Катя смотрела на Гущина: что ж, раз лысая твоя умная голова, полковник, кругом идет, значит, пора, пора тебе узнать и самую раннюю историю. Основу основ. Умалчивать дальше нет смысла.
– Мне не до смеха, видите, я даже есть тут в Электрогорске спокойно не могу.
И Катя завела свой рассказ – вопреки его недоуменным восклицаниям, вопросам, замечаниям.
Скоро восклицания и вопросы стихли. Полковник Гущин слушал.
Но то, что полковник Гущин слушал, и даже очень внимательно, не перебивая, еще ничего не означало.
Катя выдохлась.
– И где ты все это откапываешь? Уму непостижимо, как это вы, пресса, все это любите.
– Я же сказала, вышло все совершенно случайно, на киностудии разбирают старый архив и тот фильм…
– Да бог с ним, с фильмом. У нас тут конкретное дело уголовное. А та история, как этот твой повар сказал – там все давно забыто и похоронено. Пятьдесят пятый год… ну ты хватила… Берию в пятьдесят третьем расстреляли.
– При чем тут Берия? – рассердилась Катя. – Вы вот вечно так, Федор Матвеевич, сначала все важное отметаете, зато потом…
– Это, по-твоему, важное?
Полковник Гущин – сытый и благодушный, играл с ней, глупой, наивной, как ленивый кот играет с мышью.
– Да, важное, – Катя стояла на своем. – Вот смотрите, с кем я только не говорила: повар, завуч школы, директор кладбища, из ППС патрульные – все они люди разных профессий и возраста, но местные, знают эту историю и помнят о ней. Этот город пропитан старым ядом. И каждый, кто родился тут и вырос, кто здесь живет, и даже те, кто отсюда уехал, носят в себе каплю этой отравы.

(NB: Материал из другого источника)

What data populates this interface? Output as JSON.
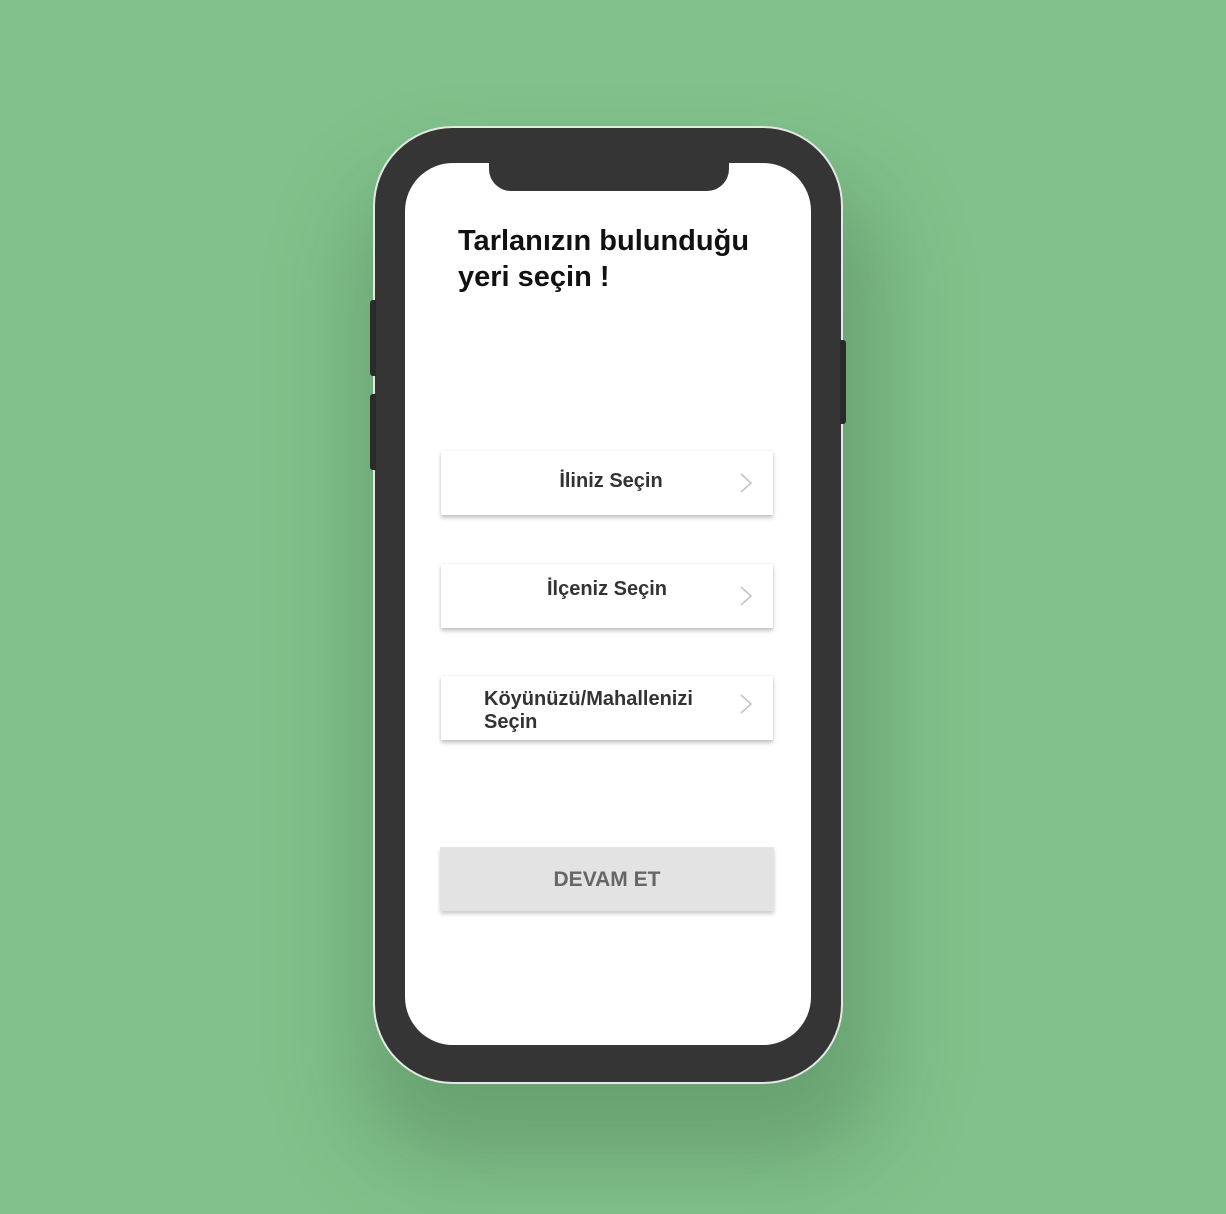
{
  "background_color": "#81c18b",
  "screen": {
    "title": "Tarlanızın bulunduğu yeri seçin !",
    "province_select": {
      "label": "İliniz Seçin",
      "icon": "chevron-right-icon"
    },
    "district_select": {
      "label": "İlçeniz Seçin",
      "icon": "chevron-right-icon"
    },
    "village_select": {
      "label": "Köyünüzü/Mahallenizi Seçin",
      "icon": "chevron-right-icon"
    },
    "continue_button": {
      "label": "DEVAM ET",
      "color": "#e3e3e3"
    }
  }
}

– Ну да, еще скажи – это в генах местных.
– И скажу. – Катя не отступала, сжимая в руке пластиковый стаканчик с соком.
– И какое же все это имеет отношение к нашим конкретным происшествиям?
– Два случая отравления в городе, где на местном кладбище тринадцать могил жертв отравительницы.
– Да пойми ты, две влиятельные богатые семьи, по сути, поделили между собой весь этот городишко с его заводом, фабрикой и прочими активами. И между семействами – смертельная вражда, война.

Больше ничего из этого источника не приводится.